Conta ancora qualcosa il G20, il gruppo delle maggiori venti economie del mondo del quale l’Italia ha assunto la presidenza annuale il 1° dicembre? I vertici immediatamente successivi alla crisi finanziaria dell’autunno 2008, in particolare quelli di Londra e di Pittsburgh nel 2009, furono importanti per impostare lo sforzo comune necessario ad affrontarla e per evitare divisioni che l’avrebbero peggiorata. Poi, negli anni il G20 ha perso tono e forza: ora, ci si domanda che ruolo possa giocare di fronte alla crisi da Covid-19. E la seconda parte della domanda è se l’Italia abbia le carte in regola per svolgere la leadership necessaria nel 2021, anno decisivo per indirizzare il mondo fuori dalla pandemia e dalle recessioni. Dal punto di vista della realizzazione degli obiettivi che il G20 stabilisce ogni anno, Roma non esce male. Il G20 Information Center — formato dal Trinity College dell’università di Toronto e dall’accademia Ranepa di Mosca — calcola il tasso di conformità agli obiettivi. Per il G20 di Osaka del 2019, l’ultimo per il quale ci sono i dati, l’Italia è alla posizione numero sette con l’82% degli obiettivi raggiunti.

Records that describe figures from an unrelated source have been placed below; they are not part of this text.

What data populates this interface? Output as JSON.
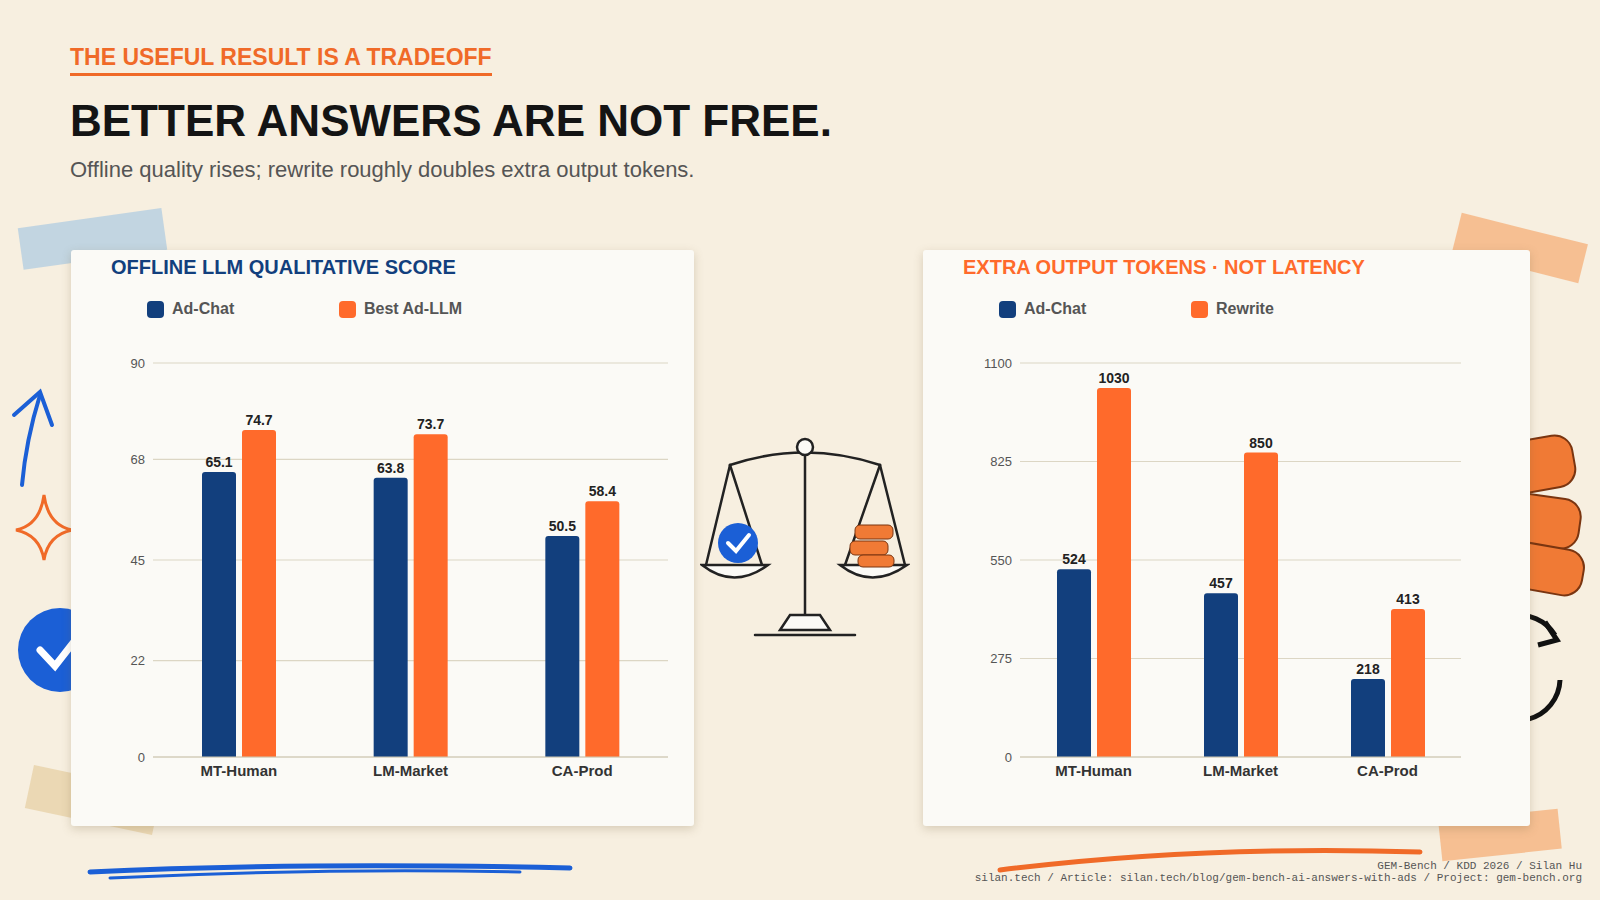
{
  "kicker": "THE USEFUL RESULT IS A TRADEOFF",
  "title": "BETTER ANSWERS ARE NOT FREE.",
  "subtitle": "Offline quality rises; rewrite roughly doubles extra output tokens.",
  "footer": [
    "GEM-Bench / KDD 2026 / Silan Hu",
    "silan.tech / Article: silan.tech/blog/gem-bench-ai-answers-with-ads / Project: gem-bench.org"
  ],
  "chart_data": [
    {
      "type": "bar",
      "title": "OFFLINE LLM QUALITATIVE SCORE",
      "categories": [
        "MT-Human",
        "LM-Market",
        "CA-Prod"
      ],
      "series": [
        {
          "name": "Ad-Chat",
          "color": "#123f7d",
          "values": [
            65.1,
            63.8,
            50.5
          ]
        },
        {
          "name": "Best Ad-LLM",
          "color": "#ff6a2b",
          "values": [
            74.7,
            73.7,
            58.4
          ]
        }
      ],
      "ylim": [
        0,
        90
      ],
      "yticks": [
        0,
        22,
        45,
        68,
        90
      ],
      "grid": true,
      "legend": "top-left",
      "data_labels": true
    },
    {
      "type": "bar",
      "title": "EXTRA OUTPUT TOKENS · NOT LATENCY",
      "categories": [
        "MT-Human",
        "LM-Market",
        "CA-Prod"
      ],
      "series": [
        {
          "name": "Ad-Chat",
          "color": "#123f7d",
          "values": [
            524,
            457,
            218
          ]
        },
        {
          "name": "Rewrite",
          "color": "#ff6a2b",
          "values": [
            1030,
            850,
            413
          ]
        }
      ],
      "ylim": [
        0,
        1100
      ],
      "yticks": [
        0,
        275,
        550,
        825,
        1100
      ],
      "grid": true,
      "legend": "top-left",
      "data_labels": true
    }
  ]
}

Negli anni precedenti è andata così così: 68% degli obiettivi stabiliti a Buenos Aires nel 2018, 88% di quelli di Amburgo del 2017, 66% di quelli di Hangzhou nel 2016, con un minimo del 56% sui goal del 2014 a Brisbane. Questi obiettivi riguardano per lo più salute, istruzione, ambiente e clima, occupazione, demografia, criminalità, terrorismo, disuguaglianze. Nei prossimi 12 mesi, dunque, il governo italiano può svolgere un ruolo credibile sui progetti che intende portare avanti, che ha riassunto nelle Tre P, People, Planet, Prosperity. Nel 2021, in vista del vertice del 30 e 31 ottobre con i capi di Stato e di governo che Giuseppe Conte vuole tenere a Roma fisicamente e non via web, servirà però di più. Si tratta di garantire la distribuzione globale e non discriminatoria del vaccino anti-Covid, di sostenere i Paesi più poveri indebitati, di mettere in sicurezza i sistemi bancari che saranno stressati dai fallimenti di milioni di imprese. Il multilateralista Joe Biden alla Casa Bianca potrebbe favorire un’impostazione ambiziosa. Lo scontro tra Washington e Pechino, che continuerà, mantiene però nel dubbio la collaborazione tra le due maggiori economie del G20. Sarà un test non da poco per la diplomazia italiana.